A once-exclusive apartment became Party Central. Dozens of
squatters occupied the penthouse, helping themselves to whatever the first wave
of looters had left behind. Winos, addicts, prostitutes, and homeless runaways
cracked opened bottles of champagne, spraying one another with the foam while
trampling over broken furniture and heirlooms. Hookers and crackheads put on an
impromptu fashion show, modeling liberated furs and jewelry. A drunk peed in a
corner.
Selina kept to herself, frowning as she watched the
revelry.
“Blood will be shed. . .”
Officer Ross peered up at the daylight, high above his
head. The light penetrated a narrow storm drain partially clogged with
shattered concrete. A basket full of supplies was lowered into the ruins of the
tunnels, where he and hundreds of other cops found themselves buried alive.
At first, he had expected the city to launch a full-scale
rescue, employing heavy machinery and teams of workers to dig their way down to
the trapped personnel, but apparently that wasn’t happening anytime soon. They
remained stuck in the sewers.
He remained stuck in the sewers. Away from his wife and daughter.
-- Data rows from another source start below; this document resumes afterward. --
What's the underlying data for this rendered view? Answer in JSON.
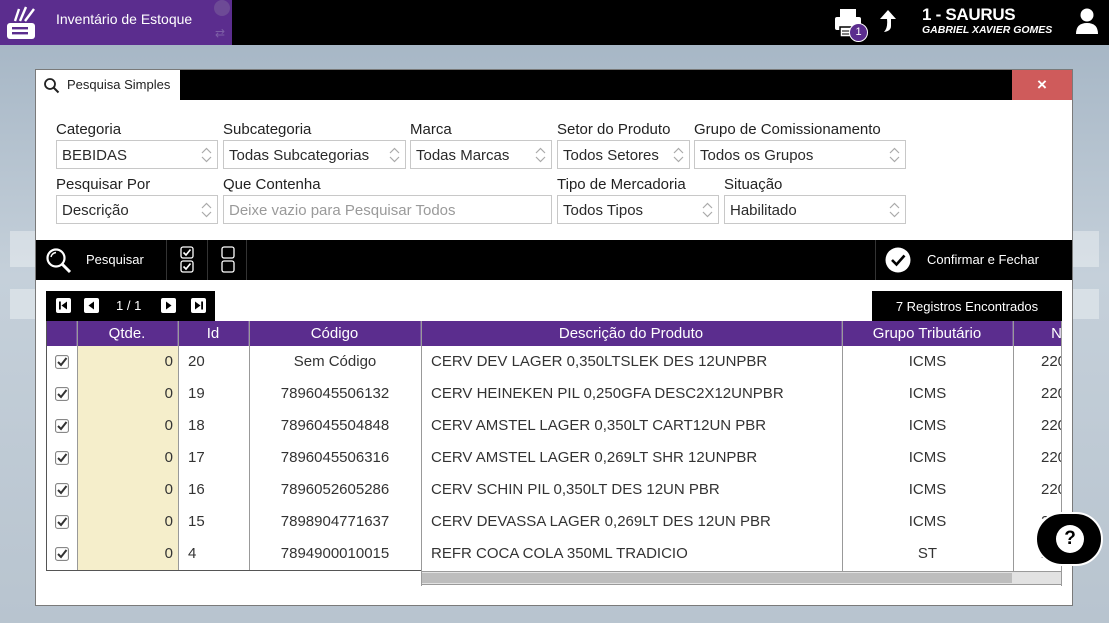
{
  "app": {
    "title": "Inventário de Estoque",
    "company": "1 - SAURUS",
    "user": "GABRIEL XAVIER GOMES",
    "print_badge": "1",
    "accent_color": "#5b2d8e"
  },
  "dialog": {
    "tab_label": "Pesquisa Simples",
    "close_label": "×",
    "close_color": "#cf5b5b"
  },
  "filters": {
    "categoria": {
      "label": "Categoria",
      "value": "BEBIDAS"
    },
    "subcategoria": {
      "label": "Subcategoria",
      "value": "Todas Subcategorias"
    },
    "marca": {
      "label": "Marca",
      "value": "Todas Marcas"
    },
    "setor": {
      "label": "Setor do Produto",
      "value": "Todos Setores"
    },
    "grupo": {
      "label": "Grupo de Comissionamento",
      "value": "Todos os Grupos"
    },
    "pesquisar_por": {
      "label": "Pesquisar Por",
      "value": "Descrição"
    },
    "que_contenha": {
      "label": "Que Contenha",
      "placeholder": "Deixe vazio para Pesquisar Todos"
    },
    "tipo_mercadoria": {
      "label": "Tipo de Mercadoria",
      "value": "Todos Tipos"
    },
    "situacao": {
      "label": "Situação",
      "value": "Habilitado"
    }
  },
  "actions": {
    "search_label": "Pesquisar",
    "confirm_label": "Confirmar e Fechar"
  },
  "pager": {
    "text": "1 / 1"
  },
  "records_label": "7 Registros Encontrados",
  "table": {
    "columns": [
      "Qtde.",
      "Id",
      "Código",
      "Descrição do Produto",
      "Grupo Tributário",
      "N"
    ],
    "rows": [
      {
        "qtde": "0",
        "id": "20",
        "codigo": "Sem Código",
        "descricao": "CERV DEV LAGER 0,350LTSLEK DES 12UNPBR",
        "grupo": "ICMS",
        "next": "220",
        "checked": true
      },
      {
        "qtde": "0",
        "id": "19",
        "codigo": "7896045506132",
        "descricao": "CERV HEINEKEN PIL 0,250GFA DESC2X12UNPBR",
        "grupo": "ICMS",
        "next": "220",
        "checked": true
      },
      {
        "qtde": "0",
        "id": "18",
        "codigo": "7896045504848",
        "descricao": "CERV AMSTEL LAGER 0,350LT CART12UN PBR",
        "grupo": "ICMS",
        "next": "220",
        "checked": true
      },
      {
        "qtde": "0",
        "id": "17",
        "codigo": "7896045506316",
        "descricao": "CERV AMSTEL LAGER 0,269LT SHR 12UNPBR",
        "grupo": "ICMS",
        "next": "220",
        "checked": true
      },
      {
        "qtde": "0",
        "id": "16",
        "codigo": "7896052605286",
        "descricao": "CERV SCHIN PIL 0,350LT DES 12UN PBR",
        "grupo": "ICMS",
        "next": "220",
        "checked": true
      },
      {
        "qtde": "0",
        "id": "15",
        "codigo": "7898904771637",
        "descricao": "CERV DEVASSA LAGER 0,269LT DES 12UN PBR",
        "grupo": "ICMS",
        "next": "2",
        "checked": true
      },
      {
        "qtde": "0",
        "id": "4",
        "codigo": "7894900010015",
        "descricao": "REFR COCA COLA 350ML TRADICIO",
        "grupo": "ST",
        "next": "2",
        "checked": true
      }
    ]
  },
  "help": {
    "glyph": "?"
  }
}
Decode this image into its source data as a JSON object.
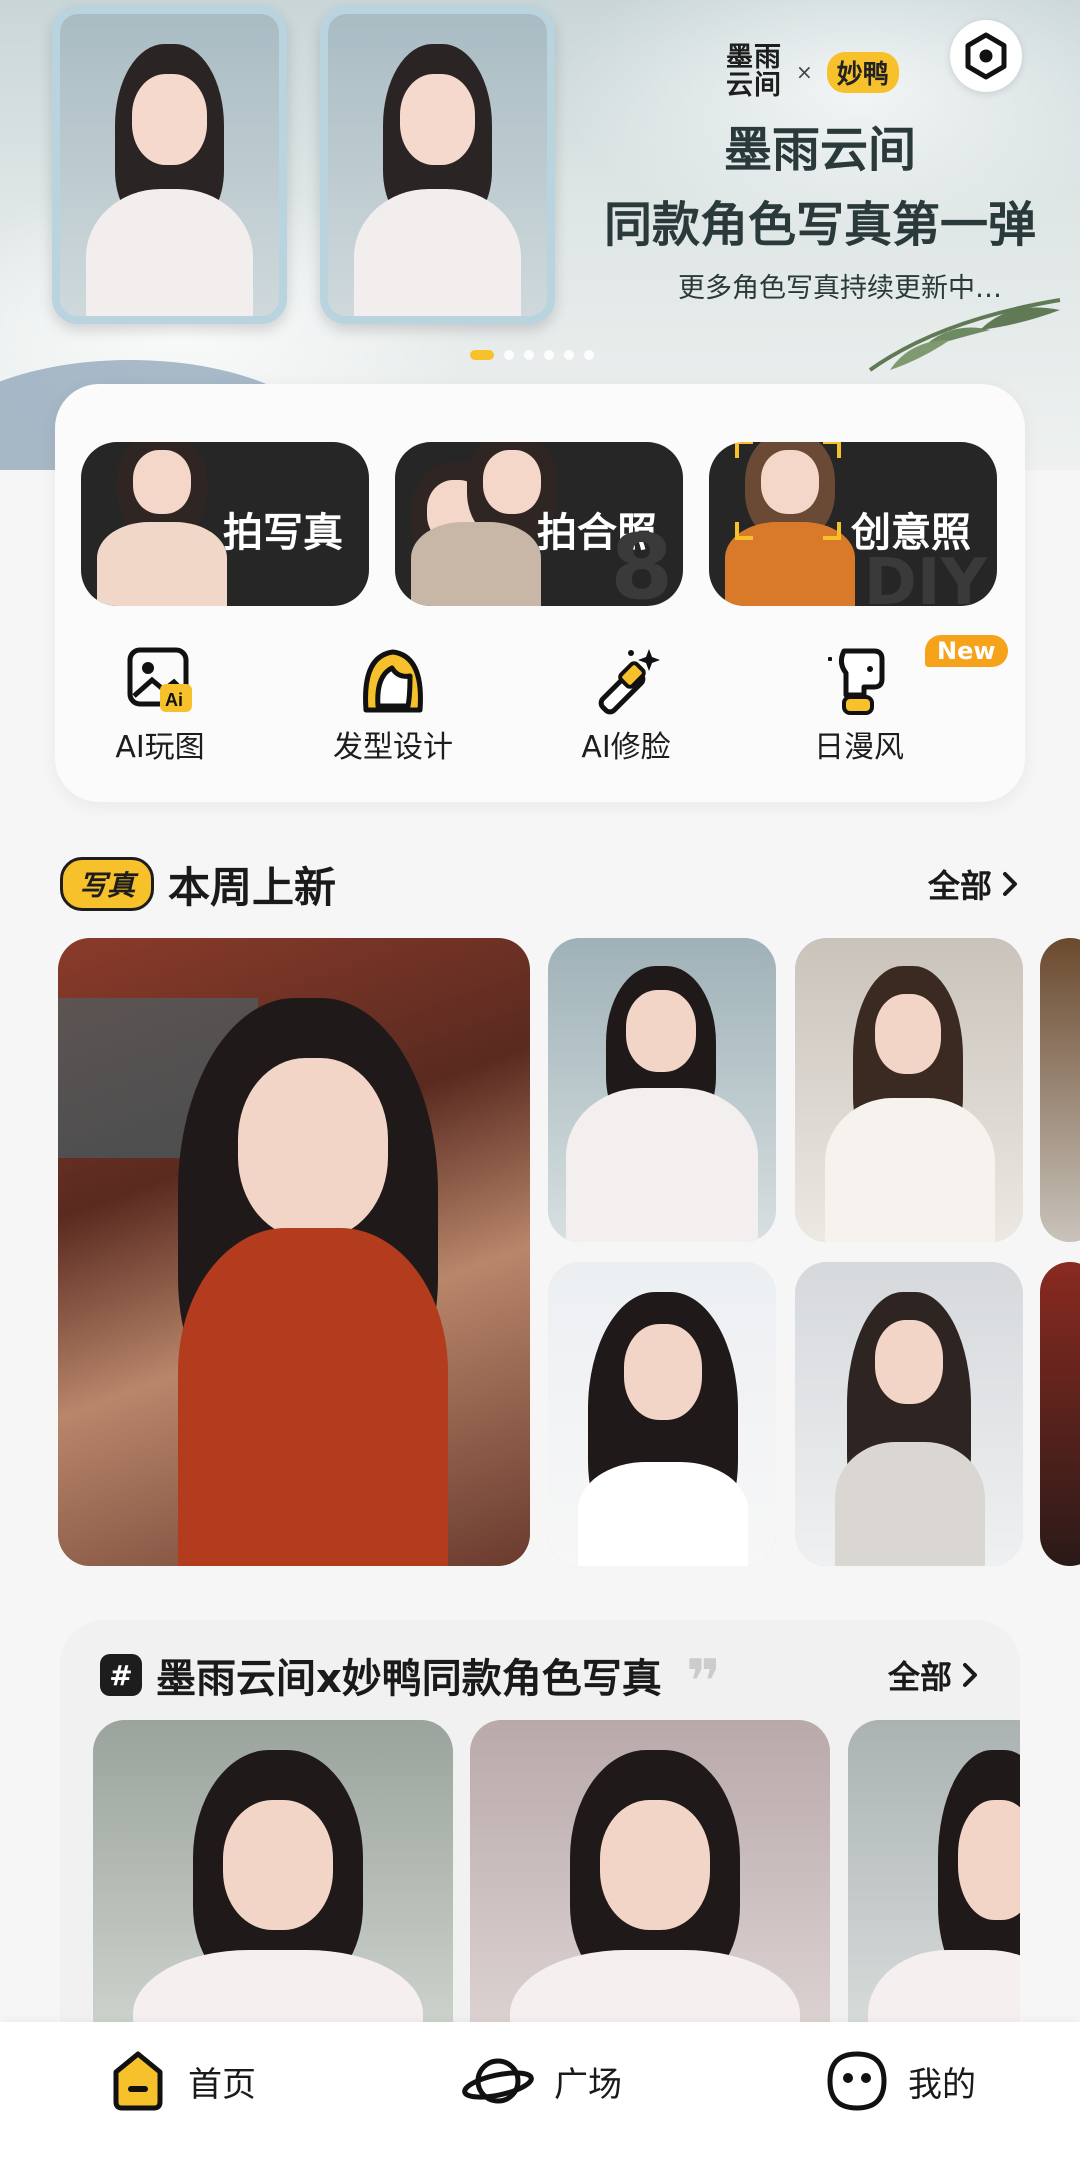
{
  "banner": {
    "logo_left": "墨雨云间",
    "logo_separator": "×",
    "logo_right": "妙鸭",
    "title_line1": "墨雨云间",
    "title_line2": "同款角色写真第一弹",
    "subtitle": "更多角色写真持续更新中…",
    "page_count": 6,
    "active_page": 0
  },
  "features": {
    "primary": [
      {
        "label": "拍写真",
        "icon": "portrait-thumb"
      },
      {
        "label": "拍合照",
        "icon": "duo-portrait-thumb"
      },
      {
        "label": "创意照",
        "icon": "kid-portrait-thumb"
      }
    ],
    "tools": [
      {
        "label": "AI玩图",
        "icon": "ai-image-icon"
      },
      {
        "label": "发型设计",
        "icon": "hair-icon"
      },
      {
        "label": "AI修脸",
        "icon": "magic-wand-icon"
      },
      {
        "label": "日漫风",
        "icon": "anime-face-icon"
      }
    ],
    "new_badge": "New"
  },
  "weekly": {
    "tag": "写真",
    "title": "本周上新",
    "see_all": "全部"
  },
  "collab": {
    "title": "墨雨云间x妙鸭同款角色写真",
    "see_all": "全部"
  },
  "nav": {
    "home": "首页",
    "plaza": "广场",
    "mine": "我的"
  },
  "colors": {
    "accent": "#f6c12b",
    "dark": "#262626",
    "badge": "#f7a21b"
  }
}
Ross grabbed onto the basket, which contained stale bread,
moldy fruit, and dented cans of lunch meat. His stomach growling, he handed
them out to the other officers, hoping it would be enough, but knowing that it
wasn’t.
He shivered, trying to remember what it was like to be
warm.
“But the police will live, until they are ready to
serve true justice. . .”
The reactor core glowed brightly, and lit gauges crept
toward the red zone, as the large metal sphere was loaded into the back of an
unmarked black truck. Mercenaries made sure the bomb was secured within the
vehicle.
“This great city will endure. Gotham will survive.”
Inside the truck, a digital counter ticked toward zero.